Ayant conscience que ces failles remettaient en question les résultats de ses recherches avec Fishbein, Ajzen ajoute une nouvelle variable à la TAR : la perception de contrôle sur le comportement. L’ajout de cette nouvelle variable est très significatif pour Ajzen car elle permet « de se rapprocher davantage de la réalité et de permettre de prédire avec plus de précision les comportements qui ne sont pas adoptés de façon totalement volontaire ». 

 

Figure 2.2 : Modèle théorique du comportement planifié (Fishbein et Ajzen, 1975)

 

La TCP indique donc que ledit comportement peut également être involontaire. La nouvelle variable CCP intervient sous deux dimensions : quand le comportement d’un individu est totalement sous son contrôle, alors la perception de contrôle sur le comportement est associée directement à l’intention au même titre que la perception des normes sociales et l’attitude envers le comportement, en notant bien que le comportement est donc volontaire.

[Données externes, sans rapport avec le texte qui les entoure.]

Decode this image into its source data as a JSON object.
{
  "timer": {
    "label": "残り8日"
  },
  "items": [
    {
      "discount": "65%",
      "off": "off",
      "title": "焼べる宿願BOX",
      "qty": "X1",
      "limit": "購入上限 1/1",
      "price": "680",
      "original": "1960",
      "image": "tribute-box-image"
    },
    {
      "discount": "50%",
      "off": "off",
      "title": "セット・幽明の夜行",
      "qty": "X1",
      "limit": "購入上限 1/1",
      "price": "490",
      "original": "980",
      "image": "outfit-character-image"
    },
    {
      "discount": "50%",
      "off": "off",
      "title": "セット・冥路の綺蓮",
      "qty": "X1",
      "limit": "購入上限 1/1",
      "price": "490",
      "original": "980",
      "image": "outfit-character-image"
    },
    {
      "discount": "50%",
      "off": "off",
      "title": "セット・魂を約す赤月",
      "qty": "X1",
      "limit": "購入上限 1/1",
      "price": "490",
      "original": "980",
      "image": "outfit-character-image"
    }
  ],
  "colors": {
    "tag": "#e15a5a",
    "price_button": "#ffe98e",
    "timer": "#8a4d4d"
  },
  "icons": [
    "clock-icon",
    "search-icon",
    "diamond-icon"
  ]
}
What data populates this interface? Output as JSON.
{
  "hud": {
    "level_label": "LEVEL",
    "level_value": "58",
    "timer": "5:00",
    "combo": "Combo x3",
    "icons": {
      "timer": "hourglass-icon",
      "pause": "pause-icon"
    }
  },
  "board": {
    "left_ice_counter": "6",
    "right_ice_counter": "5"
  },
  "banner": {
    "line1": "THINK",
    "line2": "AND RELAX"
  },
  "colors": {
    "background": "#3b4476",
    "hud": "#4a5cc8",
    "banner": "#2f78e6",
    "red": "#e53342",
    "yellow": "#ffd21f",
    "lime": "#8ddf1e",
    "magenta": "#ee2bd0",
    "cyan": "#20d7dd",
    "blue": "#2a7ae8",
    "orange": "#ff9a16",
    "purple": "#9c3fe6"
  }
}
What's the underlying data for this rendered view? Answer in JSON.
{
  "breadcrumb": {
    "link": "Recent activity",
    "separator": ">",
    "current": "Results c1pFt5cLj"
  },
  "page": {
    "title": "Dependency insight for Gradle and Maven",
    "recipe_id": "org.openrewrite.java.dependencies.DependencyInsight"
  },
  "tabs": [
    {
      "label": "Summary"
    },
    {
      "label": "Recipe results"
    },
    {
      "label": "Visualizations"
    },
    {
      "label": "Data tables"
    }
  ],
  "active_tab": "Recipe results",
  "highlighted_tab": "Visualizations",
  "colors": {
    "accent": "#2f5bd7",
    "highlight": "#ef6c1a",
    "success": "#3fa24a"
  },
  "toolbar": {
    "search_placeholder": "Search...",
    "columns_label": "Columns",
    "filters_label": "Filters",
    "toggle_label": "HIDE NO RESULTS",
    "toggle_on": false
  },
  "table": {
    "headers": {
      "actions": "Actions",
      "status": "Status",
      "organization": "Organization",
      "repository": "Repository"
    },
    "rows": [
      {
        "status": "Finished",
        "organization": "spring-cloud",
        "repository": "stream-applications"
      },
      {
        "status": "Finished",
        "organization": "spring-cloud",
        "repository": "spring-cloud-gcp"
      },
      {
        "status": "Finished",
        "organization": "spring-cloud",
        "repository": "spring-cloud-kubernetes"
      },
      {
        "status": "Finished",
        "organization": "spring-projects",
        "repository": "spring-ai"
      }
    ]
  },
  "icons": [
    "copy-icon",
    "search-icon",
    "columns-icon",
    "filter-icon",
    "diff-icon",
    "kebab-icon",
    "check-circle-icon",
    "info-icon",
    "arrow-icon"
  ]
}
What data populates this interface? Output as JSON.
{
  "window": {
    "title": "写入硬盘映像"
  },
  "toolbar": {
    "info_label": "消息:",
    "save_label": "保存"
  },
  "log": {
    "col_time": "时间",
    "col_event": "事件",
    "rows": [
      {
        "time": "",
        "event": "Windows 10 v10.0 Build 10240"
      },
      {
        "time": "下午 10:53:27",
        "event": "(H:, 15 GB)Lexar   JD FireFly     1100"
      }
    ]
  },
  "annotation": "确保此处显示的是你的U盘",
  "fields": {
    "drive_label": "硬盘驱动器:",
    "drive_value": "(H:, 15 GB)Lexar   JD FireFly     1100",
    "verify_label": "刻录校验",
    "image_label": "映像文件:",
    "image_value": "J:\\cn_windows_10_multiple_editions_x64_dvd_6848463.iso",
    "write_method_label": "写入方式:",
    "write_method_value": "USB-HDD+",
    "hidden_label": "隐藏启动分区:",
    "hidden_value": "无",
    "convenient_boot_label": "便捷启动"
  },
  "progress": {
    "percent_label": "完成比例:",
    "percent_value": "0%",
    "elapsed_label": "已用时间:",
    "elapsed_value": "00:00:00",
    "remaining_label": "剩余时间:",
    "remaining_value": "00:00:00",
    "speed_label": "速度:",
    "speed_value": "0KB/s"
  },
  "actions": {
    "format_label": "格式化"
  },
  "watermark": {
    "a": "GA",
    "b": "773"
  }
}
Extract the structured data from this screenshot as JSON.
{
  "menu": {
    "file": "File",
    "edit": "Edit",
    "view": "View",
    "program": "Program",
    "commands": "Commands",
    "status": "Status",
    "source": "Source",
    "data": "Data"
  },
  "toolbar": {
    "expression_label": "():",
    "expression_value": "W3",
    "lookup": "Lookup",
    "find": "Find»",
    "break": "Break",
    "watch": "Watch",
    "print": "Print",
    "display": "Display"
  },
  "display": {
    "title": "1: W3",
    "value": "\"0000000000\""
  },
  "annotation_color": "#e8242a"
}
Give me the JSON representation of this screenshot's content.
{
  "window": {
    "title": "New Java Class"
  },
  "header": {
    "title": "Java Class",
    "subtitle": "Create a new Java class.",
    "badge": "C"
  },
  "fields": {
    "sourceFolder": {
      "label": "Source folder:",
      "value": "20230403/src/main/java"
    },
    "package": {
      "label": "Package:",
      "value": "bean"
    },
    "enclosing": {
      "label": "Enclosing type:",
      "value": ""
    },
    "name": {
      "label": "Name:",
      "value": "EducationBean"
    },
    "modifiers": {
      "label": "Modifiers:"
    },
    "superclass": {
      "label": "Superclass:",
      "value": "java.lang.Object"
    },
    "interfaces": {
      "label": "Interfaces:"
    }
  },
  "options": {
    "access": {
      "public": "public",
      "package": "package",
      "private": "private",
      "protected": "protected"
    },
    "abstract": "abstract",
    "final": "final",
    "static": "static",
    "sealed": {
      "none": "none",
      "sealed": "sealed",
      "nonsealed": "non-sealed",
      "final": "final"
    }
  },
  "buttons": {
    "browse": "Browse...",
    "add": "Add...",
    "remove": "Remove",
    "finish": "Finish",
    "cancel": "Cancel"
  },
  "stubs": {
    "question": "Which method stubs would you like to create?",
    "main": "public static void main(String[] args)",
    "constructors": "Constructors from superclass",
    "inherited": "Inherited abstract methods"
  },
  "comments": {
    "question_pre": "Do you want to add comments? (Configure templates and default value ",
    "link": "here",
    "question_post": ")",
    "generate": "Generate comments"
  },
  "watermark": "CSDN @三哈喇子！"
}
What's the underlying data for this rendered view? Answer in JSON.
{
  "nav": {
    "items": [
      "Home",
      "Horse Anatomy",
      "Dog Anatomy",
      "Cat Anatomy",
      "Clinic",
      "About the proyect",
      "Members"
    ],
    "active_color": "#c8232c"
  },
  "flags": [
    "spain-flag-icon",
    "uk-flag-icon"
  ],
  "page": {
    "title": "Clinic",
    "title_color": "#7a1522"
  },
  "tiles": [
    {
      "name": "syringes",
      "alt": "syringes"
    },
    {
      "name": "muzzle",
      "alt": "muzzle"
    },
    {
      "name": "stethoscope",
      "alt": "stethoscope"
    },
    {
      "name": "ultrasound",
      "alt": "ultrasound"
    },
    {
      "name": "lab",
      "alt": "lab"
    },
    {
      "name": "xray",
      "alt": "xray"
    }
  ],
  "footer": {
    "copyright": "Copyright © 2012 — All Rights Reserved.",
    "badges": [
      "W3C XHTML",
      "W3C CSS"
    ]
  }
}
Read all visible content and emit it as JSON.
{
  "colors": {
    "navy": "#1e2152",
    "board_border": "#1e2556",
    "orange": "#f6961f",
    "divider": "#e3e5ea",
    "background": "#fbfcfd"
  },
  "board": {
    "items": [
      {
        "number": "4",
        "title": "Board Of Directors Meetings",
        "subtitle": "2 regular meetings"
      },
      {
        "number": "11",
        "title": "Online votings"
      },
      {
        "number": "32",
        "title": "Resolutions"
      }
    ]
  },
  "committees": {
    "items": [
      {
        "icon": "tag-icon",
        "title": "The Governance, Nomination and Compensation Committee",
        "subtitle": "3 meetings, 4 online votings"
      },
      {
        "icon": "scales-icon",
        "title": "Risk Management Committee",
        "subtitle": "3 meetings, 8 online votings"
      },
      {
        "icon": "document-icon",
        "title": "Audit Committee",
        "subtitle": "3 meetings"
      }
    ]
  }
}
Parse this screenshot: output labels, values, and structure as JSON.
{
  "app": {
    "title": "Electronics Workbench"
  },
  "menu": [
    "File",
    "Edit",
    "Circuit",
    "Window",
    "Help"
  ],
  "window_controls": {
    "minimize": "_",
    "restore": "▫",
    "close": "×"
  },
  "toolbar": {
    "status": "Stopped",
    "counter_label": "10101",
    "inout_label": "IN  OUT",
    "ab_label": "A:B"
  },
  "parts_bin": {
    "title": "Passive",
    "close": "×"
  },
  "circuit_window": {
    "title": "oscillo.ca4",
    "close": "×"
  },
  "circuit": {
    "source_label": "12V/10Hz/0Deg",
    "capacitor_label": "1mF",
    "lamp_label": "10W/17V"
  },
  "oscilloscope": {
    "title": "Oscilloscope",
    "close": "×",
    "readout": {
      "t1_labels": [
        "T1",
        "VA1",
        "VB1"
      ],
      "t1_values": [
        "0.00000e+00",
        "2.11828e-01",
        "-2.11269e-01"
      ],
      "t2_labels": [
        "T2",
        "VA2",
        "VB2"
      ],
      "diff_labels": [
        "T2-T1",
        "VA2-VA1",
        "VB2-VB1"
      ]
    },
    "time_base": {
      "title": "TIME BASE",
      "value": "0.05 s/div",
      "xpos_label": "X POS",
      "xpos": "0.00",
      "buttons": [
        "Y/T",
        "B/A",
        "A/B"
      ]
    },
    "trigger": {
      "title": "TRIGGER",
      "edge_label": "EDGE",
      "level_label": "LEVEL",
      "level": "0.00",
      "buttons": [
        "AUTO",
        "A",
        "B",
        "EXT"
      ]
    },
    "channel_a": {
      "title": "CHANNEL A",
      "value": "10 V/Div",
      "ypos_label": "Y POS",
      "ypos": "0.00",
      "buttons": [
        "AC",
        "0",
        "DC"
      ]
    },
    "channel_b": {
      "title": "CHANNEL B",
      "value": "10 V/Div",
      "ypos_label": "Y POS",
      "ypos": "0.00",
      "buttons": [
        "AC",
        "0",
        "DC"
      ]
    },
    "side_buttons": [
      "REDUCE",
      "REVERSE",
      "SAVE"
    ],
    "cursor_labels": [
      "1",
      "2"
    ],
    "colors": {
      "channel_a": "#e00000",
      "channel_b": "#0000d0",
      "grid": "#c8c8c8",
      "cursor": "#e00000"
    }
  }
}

Mais lorsque le comportement n’est pas sous le contrôle de l’individu et qu’il n’est pas volontaire à haut ou bas degré, la perception de contrôle sur le comportement est associée directement au comportement tout comme l’intention comportementale.

 

Bien que ces modèles aient servis de cadres théoriques à de nombreuses recherches, ils ont toutefois été critiqués sur la limite de leur pouvoir prédictif.

 

Ajzen et Fishbein (1980, p. 6) ont spécialement inventé la TAR et la TCP pour « prédire le comportement ». De nombreuses recherches sur ces deux modèles de théorie ont abouti à la conclusion suivante : « Globalement, les résultats montrent qu’elles atteignent leur objectif en arrivant à prédire de manière robuste une immense variété de comportements allant du comportement de vote aux comportements sanitaires et de prévention en passant par l’utilisation de drogue (voir respectivement Conner, Sherlock & Orbell, 1998 ; Conner & Sparks, 1996 ; Netmeyer & Burton, 1990) ». 

 

Ainsi, la TAR et la TCP sont donc des modèles fiables capables de prédire à un niveau très élevé le comportement d’une personne. Des méta-analyses dont le but est de tester l’efficacité de ces modèles ont, par ailleurs, confirmé cette affirmation. Les recherches effectuées par Sheppard, Hartwick et Warshaw (1988) se basant sur 87 études « confirment la robustesse prédictive de la TAR : la corrélation moyenne est de r = 0.66 entre les attitudes et la norme subjective d’une part et l’intention comportementale d’autre part, et de r = 0.53 entre l’intention comportementale et le comportement effectif. ». Plus tard,  Randall et Wolff (1994) et Sheeran et Orbell (1998) rapportent des corrélations moyennes identiques entre l’intention et le comportement (respectivement r = 0.45 et de r = 0.44). D’autres auteurs tels qu’Armitage et Conner (2001) ont montré que la TCP rend compte de 39 % de la variance expliquée de l’intention comportementale et de 27 % du comportement effectif. En somme, toutes ces recherches renforcent la part active de l’intention comportementale dans l’action ou l’adoption d’un comportement par un individu puisque cette intention motive fortement le comportement, amenant le sujet à agir réellement.

 

Quant à la relation attitude-comportement, Elliot, Jobber et Sharp (1995) mettent en exergue, dans leurs recherches, que l’attitude et la norme subjective d’un individu prédisent fortement l’intention comportementale à hauteur de 74%. En 1992 les Français Godin, Valois, Lepage et Desharnais « montrent que l’addition du CCP améliore significativement la prédiction de l’intention de fumer ; la variance expliquée passant de 15 % à 27 %. Ajzen (1991) examinant seize études testant la TCP montre que la prise en compte du CCP améliore la prédiction de l’intention (r moyen = 0.71). De même, Godin et Kok (1996) sur la base de 54 études dans le domaine de la santé montrent que l’addition du CCP augmente, en moyenne, la variance expliquée de l’intention de 13 % et celle du comportement de 11 %. » 

 

Malgré une bonne prédiction attribuée à la TAR et à la TCP suite à toutes ces analyses, Stutton (1998) relève quand même une zone d’ombre encore inexplorée sur le sujet et affirme qu’une grande part de la variance de l’intention et du comportement reste encore inexpliquée. Ce que nous retenons surtout de ces études, c’est que la TAR était un modèle incomplet qui a nécessité l’invention de la TCP, son extension. Cependant, malgré de nombreuses réformes et des résultats plus encourageants obtenus grâce à l’ajout de la nouvelle variable CCP à la TCP, cette dernière ne prédit donc pas entièrement l’intention comportementale.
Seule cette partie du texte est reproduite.